Why I Threw a Sex Offender Brunch

Not everyone on the registry is a predator to be feared.


Josh Gravens
Jim Epstein

Sunday morning found me slicing the tomatoes and arranging a cheese platter as my husband set up chairs. At 11 a.m., the doorbell rang. And so began my very first sex offender brunch.

Ever since I started writing the book Free-Range Kids, I have been trying to figure out, as the subtitle says, "How to raise safe, self-reliant children without going nuts with worry." One thing not making kids safer, I learned, is the public sex offender registry. Study after study keeps showing two things. First, that most kids are hurt by people they know, not the strangers a registry might expose. Second, that there's been no difference in the number of sex offense arrests before and after implementing the public sex offender registry.

Worse yet, the registry is cluttered with people who don't actually pose a threat to children: including teens who had sex with other teens, people who urinated in public, men who visited prostitutes, and so on. In 2008, for instance, the Georgia Sexual Offender Registration Review Board revealed that of the 17,000 people on the state's registry, just over 100 were "predators" with a compulsion to re-offend. But when you hear the phrase "17,000 sex offenders," you're ready to Rapunzel your kids. The list is scaring the daylights out of parents.

Which brings me to my brunch. I made carrot cake and fruit salad, and invited my friends in the press to meet my friends on the sex offender registry: Josh Gravens, 28, and Galen Baughman, 31.

When Josh was 12, he played doctor with his sister. His sister told their mom, their mom called a counseling center to ask what to do, the counselor was a "mandated reporter," and Josh ended up in juvenile prison for three and a half years. His "therapy" there included such sickening requirements as acting out sex acts for the therapist. Ever since he got out, he has been on the registry, even though his sister forgave him long ago.

And Galen? When he was a 19-year-old opera student, he met a young man, 14, at a friend's family party. They started emailing. When the 14-year-old's mom discovered her son was writing to a gay teen, she took his computer to the local district attorney, who gave it to a cop.

The cop continued the online conversation, pretending to be the 14-year-old. He asked Galen to send him gay teen porn. When Galen complied, he was arrested for distributing kiddie porn. On Galen's personal computer, cops found evidence that he'd had a sexual encounter with a different 14-year-old. The emails showed it was consensual, but this still constitutes statutory rape.

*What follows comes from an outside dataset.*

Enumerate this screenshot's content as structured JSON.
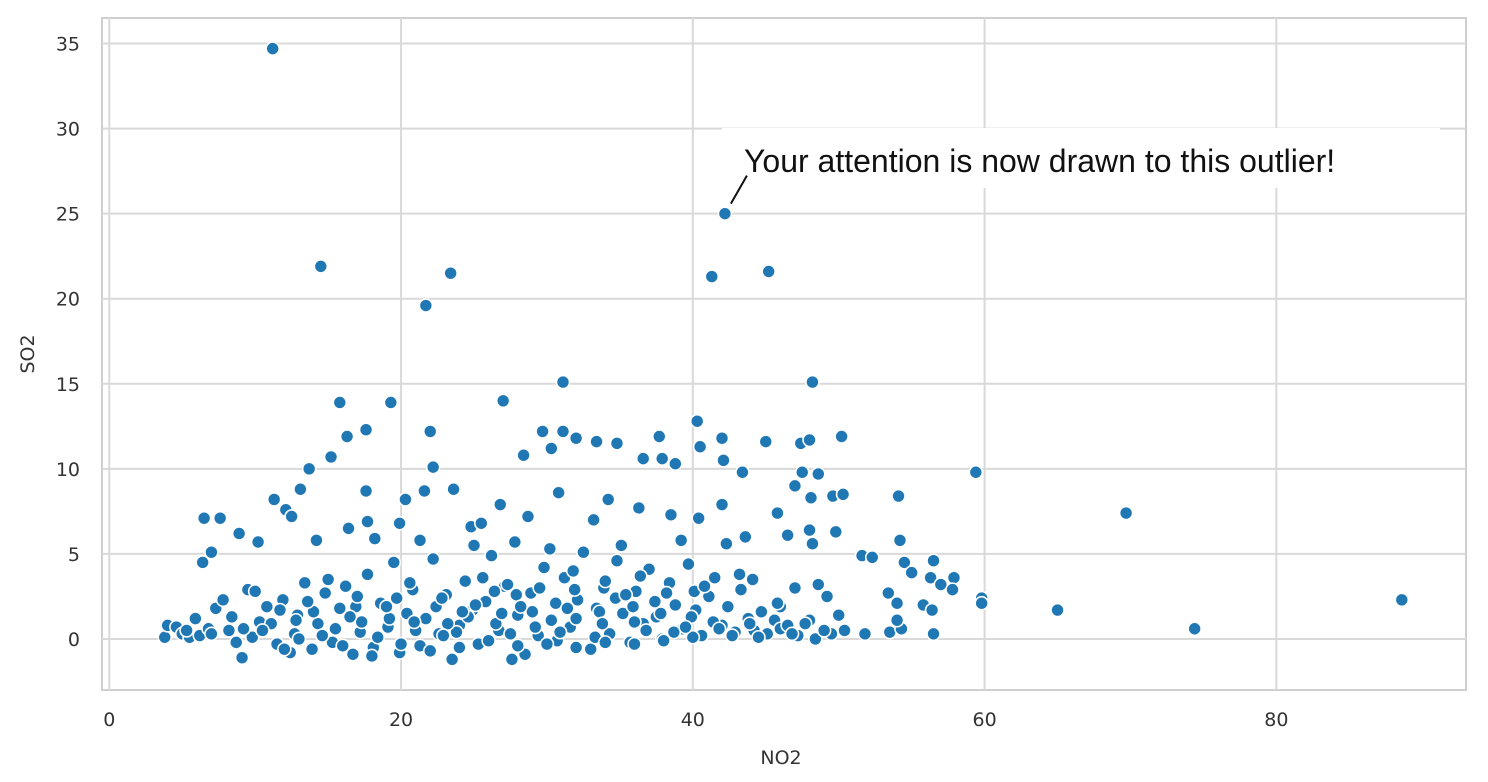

He went to prison for nine years, including two and a half years after he completed his sentence. Those were spent in solitary confinement awaiting a trial to determine whether he was a "sexually violent predator." If so, he could have been kept locked up indefinitely, a process called "civil commitment."

He is the only person in Virginia to win a jury trial under Virginia's Civil Commitment of Sexually Violent Predators Act. Nearly 400 others, mostly sex offenders, are still civilly committed, which nearly always means a life sentence for people who already completed their time.

Josh and Galen told their stories to my reporter friends as we all ate our brunch. Then everyone went their separate ways, filled with a new skepticism about just whom we label a "sex offender." Some of those dots on the map are people you'd probably have a good time eating carrot cake with.